In my written feedback for assignment four, my tutor suggested that I look at Yto Barrada’s exhibition Faux Guide.
Faux Guide appears to be Barrada’s own personal museum. Her exhibition showcases a plethora of “specimens”, including but not limited to, fossils (both real and fake), drawings, paintings, photographs and children’s toys. The specimens direct the viewer to consider the ongoing geological exploration and exploitation of Morocco (the country in which the artist was born).

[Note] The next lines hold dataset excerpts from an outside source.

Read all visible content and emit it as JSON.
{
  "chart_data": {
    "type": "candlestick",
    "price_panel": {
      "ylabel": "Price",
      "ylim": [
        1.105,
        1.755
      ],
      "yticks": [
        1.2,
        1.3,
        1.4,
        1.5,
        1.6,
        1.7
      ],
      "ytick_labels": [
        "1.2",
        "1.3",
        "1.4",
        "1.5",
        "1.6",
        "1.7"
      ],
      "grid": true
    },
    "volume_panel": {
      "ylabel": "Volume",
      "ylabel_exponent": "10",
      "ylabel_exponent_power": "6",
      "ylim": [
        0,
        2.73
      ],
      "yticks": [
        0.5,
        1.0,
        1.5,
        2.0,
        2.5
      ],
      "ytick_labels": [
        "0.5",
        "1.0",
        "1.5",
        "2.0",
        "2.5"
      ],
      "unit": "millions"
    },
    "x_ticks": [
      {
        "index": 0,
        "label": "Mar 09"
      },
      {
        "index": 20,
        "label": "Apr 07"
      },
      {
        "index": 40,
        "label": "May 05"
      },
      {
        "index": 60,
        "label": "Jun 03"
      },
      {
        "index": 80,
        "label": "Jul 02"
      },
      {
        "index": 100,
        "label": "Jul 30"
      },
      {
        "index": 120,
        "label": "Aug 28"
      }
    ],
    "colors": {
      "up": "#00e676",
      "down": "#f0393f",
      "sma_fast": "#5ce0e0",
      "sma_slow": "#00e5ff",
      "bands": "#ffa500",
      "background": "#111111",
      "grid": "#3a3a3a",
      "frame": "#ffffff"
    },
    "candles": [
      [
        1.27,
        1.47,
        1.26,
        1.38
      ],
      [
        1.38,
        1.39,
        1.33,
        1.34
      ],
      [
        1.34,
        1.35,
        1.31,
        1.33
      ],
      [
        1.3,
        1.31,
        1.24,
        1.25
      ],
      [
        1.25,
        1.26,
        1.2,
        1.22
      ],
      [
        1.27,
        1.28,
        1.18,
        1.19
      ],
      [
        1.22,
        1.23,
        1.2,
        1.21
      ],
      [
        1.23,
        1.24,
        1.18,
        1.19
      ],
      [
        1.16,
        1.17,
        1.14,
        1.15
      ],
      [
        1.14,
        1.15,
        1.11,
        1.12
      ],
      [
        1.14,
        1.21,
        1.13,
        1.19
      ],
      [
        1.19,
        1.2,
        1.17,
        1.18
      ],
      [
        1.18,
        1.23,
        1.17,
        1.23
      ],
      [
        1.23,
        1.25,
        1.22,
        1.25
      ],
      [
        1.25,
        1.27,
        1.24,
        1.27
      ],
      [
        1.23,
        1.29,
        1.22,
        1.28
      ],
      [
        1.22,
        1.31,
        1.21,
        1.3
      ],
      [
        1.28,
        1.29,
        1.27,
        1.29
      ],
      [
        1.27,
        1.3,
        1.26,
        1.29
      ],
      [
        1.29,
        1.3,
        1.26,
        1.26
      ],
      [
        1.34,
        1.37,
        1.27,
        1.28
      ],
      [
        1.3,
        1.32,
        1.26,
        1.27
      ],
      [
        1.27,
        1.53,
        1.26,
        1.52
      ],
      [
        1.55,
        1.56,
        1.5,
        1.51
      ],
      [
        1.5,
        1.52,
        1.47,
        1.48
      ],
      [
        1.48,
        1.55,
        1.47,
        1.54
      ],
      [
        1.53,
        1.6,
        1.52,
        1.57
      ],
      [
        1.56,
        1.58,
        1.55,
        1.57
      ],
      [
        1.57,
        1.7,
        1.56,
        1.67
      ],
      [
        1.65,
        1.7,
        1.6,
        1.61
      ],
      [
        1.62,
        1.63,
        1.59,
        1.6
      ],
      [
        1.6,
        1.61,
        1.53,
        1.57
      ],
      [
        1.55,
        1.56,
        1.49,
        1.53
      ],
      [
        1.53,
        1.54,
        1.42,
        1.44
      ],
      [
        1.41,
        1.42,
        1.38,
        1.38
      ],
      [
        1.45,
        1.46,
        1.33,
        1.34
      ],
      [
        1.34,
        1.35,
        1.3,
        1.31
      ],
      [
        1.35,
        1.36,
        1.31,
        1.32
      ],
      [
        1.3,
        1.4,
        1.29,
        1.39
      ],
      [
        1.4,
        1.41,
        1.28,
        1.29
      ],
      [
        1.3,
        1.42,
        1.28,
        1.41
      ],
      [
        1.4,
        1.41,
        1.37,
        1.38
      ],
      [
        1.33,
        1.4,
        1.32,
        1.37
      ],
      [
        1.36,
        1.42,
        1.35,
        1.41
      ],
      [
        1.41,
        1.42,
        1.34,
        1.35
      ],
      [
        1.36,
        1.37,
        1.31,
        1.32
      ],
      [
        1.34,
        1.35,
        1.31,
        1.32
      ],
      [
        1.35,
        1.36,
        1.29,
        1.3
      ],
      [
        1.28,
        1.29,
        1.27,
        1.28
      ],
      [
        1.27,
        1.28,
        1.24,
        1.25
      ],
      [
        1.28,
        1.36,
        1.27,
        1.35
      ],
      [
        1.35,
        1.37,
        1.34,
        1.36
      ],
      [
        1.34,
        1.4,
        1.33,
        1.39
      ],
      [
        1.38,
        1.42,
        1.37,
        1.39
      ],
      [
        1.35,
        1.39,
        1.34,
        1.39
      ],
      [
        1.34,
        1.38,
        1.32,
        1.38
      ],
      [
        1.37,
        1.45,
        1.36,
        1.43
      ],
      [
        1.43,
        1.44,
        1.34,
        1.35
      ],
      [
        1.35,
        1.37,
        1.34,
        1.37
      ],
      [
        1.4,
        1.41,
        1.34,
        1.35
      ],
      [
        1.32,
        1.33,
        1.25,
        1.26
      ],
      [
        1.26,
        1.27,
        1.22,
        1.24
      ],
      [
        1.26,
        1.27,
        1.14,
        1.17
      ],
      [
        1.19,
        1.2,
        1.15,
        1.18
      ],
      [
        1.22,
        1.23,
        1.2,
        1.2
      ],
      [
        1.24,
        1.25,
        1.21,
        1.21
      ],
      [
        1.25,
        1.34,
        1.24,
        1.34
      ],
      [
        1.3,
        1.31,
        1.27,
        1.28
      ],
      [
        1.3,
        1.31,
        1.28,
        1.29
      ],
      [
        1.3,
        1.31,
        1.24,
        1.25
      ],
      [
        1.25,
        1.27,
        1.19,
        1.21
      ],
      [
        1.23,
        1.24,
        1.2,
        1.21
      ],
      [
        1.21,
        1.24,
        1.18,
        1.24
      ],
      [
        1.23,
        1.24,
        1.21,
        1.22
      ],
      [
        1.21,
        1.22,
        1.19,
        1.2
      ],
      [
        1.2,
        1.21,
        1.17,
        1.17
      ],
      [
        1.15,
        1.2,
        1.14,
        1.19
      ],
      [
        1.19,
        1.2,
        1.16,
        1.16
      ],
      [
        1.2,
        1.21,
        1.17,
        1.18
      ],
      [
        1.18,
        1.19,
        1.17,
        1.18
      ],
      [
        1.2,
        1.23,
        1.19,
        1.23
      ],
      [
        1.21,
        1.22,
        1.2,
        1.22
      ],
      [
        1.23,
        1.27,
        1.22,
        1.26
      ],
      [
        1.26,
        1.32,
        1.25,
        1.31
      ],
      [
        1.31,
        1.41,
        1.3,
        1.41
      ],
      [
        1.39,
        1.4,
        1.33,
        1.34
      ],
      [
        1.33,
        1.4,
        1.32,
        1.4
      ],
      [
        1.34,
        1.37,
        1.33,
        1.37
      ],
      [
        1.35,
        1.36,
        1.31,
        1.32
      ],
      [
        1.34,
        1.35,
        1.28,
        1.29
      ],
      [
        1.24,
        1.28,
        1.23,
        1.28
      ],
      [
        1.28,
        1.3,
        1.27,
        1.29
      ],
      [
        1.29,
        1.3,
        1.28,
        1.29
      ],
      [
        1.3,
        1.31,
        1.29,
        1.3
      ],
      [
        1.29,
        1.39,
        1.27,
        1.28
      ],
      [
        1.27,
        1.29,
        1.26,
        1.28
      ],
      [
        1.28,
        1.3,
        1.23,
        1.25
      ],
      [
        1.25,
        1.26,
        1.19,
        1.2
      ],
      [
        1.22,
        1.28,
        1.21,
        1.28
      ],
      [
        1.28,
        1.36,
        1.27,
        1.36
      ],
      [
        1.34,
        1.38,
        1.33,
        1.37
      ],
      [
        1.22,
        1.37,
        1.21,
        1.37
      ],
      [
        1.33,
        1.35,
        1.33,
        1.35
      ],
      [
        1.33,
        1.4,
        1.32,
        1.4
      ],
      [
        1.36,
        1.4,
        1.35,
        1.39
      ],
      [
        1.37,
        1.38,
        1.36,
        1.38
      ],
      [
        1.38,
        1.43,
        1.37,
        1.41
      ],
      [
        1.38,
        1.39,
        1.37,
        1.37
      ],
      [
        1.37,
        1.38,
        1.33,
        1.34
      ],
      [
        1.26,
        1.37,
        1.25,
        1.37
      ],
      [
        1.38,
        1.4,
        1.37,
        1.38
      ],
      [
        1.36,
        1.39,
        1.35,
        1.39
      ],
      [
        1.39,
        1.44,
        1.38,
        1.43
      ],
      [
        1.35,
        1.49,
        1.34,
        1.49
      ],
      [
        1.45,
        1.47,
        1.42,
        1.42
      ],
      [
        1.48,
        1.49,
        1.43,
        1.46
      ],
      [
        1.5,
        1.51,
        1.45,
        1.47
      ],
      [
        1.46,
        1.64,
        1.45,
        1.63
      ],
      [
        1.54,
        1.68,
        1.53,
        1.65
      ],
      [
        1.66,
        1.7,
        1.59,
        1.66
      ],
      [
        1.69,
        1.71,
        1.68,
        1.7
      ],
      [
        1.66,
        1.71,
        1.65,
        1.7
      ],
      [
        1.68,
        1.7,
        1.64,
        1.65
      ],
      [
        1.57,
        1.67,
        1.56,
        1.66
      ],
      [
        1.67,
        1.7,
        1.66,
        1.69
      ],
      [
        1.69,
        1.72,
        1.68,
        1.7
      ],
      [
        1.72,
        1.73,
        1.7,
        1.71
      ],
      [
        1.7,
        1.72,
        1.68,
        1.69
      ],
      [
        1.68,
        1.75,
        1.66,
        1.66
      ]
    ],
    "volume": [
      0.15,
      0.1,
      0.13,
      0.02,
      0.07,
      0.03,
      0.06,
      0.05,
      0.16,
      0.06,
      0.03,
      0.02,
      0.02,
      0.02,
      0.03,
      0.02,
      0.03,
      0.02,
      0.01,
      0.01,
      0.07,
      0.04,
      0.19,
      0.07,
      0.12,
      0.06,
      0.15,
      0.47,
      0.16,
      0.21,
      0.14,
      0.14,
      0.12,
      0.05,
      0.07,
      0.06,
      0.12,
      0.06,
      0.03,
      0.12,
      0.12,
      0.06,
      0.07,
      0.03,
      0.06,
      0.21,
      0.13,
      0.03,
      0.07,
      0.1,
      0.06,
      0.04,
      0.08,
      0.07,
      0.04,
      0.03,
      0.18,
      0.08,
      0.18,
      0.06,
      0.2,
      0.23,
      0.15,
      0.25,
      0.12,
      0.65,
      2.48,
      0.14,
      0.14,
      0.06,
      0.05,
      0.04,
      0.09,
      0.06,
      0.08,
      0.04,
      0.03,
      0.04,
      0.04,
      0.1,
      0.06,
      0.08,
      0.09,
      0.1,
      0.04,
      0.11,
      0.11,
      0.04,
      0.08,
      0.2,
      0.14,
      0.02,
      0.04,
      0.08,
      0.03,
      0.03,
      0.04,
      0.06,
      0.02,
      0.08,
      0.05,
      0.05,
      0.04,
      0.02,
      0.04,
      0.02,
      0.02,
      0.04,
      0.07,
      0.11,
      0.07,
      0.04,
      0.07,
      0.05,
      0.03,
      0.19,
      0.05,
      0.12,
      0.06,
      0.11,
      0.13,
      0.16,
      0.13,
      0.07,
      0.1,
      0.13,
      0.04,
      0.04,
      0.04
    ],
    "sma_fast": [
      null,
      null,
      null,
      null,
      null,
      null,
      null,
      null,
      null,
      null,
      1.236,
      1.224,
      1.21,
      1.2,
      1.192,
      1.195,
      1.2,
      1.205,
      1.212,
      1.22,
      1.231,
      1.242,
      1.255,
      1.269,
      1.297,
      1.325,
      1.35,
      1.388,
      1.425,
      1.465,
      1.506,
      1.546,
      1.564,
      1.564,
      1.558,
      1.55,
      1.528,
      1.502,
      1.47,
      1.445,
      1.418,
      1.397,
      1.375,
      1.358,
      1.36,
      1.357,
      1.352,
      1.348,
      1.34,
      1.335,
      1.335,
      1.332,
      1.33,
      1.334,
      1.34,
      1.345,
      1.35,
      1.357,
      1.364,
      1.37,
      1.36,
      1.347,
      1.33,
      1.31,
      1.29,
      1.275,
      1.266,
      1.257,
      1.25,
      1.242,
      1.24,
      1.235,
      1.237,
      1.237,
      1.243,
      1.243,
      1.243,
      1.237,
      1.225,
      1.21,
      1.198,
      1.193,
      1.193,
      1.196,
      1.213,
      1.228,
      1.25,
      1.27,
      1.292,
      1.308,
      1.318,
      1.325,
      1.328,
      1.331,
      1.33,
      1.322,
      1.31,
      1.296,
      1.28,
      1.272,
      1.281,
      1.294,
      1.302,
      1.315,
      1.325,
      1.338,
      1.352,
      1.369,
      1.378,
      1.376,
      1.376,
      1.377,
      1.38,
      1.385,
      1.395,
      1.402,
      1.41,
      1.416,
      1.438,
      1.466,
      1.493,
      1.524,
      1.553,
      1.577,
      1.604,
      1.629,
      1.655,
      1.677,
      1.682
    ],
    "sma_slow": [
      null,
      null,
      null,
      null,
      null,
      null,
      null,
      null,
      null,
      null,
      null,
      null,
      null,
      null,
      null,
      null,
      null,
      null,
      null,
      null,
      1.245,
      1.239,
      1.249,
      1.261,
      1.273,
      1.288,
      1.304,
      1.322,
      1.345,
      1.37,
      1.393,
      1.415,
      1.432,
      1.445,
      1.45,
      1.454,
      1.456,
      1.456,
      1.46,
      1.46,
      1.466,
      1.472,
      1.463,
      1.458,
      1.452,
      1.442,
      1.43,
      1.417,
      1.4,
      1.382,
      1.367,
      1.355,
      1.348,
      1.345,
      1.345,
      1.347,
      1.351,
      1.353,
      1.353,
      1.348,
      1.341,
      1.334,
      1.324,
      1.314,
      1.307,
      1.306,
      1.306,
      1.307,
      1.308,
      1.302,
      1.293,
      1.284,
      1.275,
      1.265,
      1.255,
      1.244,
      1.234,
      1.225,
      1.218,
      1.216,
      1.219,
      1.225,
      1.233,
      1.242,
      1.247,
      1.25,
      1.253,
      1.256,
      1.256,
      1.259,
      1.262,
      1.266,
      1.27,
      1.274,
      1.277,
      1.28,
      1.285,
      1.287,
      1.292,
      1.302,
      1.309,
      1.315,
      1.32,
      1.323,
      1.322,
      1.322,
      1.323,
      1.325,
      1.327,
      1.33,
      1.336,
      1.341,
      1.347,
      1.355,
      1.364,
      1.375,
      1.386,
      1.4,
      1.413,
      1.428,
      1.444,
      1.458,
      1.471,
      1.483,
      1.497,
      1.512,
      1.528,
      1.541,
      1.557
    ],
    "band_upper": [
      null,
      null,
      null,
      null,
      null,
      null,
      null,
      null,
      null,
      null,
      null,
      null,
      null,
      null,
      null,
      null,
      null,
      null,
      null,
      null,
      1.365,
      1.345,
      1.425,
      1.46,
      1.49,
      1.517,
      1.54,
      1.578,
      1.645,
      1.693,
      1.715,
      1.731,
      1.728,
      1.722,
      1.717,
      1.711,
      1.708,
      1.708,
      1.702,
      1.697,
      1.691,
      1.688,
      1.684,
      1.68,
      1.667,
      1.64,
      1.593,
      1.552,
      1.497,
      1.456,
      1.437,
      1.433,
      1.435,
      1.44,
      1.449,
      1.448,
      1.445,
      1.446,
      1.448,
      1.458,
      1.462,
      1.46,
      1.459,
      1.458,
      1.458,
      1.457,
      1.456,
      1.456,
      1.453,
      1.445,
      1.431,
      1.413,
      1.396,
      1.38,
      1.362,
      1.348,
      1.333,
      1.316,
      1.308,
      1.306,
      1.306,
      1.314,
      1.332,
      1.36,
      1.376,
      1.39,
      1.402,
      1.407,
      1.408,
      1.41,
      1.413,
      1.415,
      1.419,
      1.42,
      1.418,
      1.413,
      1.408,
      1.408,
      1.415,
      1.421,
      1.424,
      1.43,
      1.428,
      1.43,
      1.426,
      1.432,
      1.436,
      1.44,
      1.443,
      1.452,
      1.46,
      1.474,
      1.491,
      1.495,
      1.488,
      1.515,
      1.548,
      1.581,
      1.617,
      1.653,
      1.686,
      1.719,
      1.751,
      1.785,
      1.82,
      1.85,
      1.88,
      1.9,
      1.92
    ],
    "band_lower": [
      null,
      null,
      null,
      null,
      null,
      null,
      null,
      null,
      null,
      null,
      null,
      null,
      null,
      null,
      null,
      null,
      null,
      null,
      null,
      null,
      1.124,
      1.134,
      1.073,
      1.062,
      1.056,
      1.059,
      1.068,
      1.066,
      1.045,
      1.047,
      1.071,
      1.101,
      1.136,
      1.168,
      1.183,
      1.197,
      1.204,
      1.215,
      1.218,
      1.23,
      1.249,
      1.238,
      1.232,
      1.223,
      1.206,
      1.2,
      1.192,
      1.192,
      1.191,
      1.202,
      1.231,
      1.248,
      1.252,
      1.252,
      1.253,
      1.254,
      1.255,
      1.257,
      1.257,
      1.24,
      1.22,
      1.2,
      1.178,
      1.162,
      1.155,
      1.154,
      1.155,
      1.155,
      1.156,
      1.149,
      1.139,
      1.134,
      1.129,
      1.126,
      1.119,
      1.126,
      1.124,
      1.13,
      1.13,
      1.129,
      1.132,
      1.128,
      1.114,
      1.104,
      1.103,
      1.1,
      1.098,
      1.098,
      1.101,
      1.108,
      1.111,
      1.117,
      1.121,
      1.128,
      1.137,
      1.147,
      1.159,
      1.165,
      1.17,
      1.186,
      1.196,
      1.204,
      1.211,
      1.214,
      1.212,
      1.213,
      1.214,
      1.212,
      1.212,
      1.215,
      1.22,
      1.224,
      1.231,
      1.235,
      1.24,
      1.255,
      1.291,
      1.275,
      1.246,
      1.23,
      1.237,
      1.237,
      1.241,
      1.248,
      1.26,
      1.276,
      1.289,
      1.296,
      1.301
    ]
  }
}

Having seen the photographs of this exhibition online, I really wish I could have walked around the real thing and seen the “specimens” close-up and in detail. It looks absolutely fascinating. One of the things that I particularly liked about Faux Guide, was Barrada’s use of colour. She used colours from the geologic timescale to represent time. For example, she colour-coordinated the rugs on the floor, with a paint on the closest wall, and the colour inside the associated specimen drawers. It really tied the whole exhibition together. Another thing that I found interesting was Barrada’s use of traditional geological equipment, for example, the traditional specimen drawers and modern sample bags. I enjoyed how she mixed these items with non-geological items (e.g., the children’s toys or models).
Overall though, what I loved most about this work was the mixture of real and fake. It reminded me strongly of Fontcuberta’s Fauna series; only where Fontcuberta worked with images, Barrada works with objects. It is definitely something to consider as I work towards finishing my kusudama project for assignment five.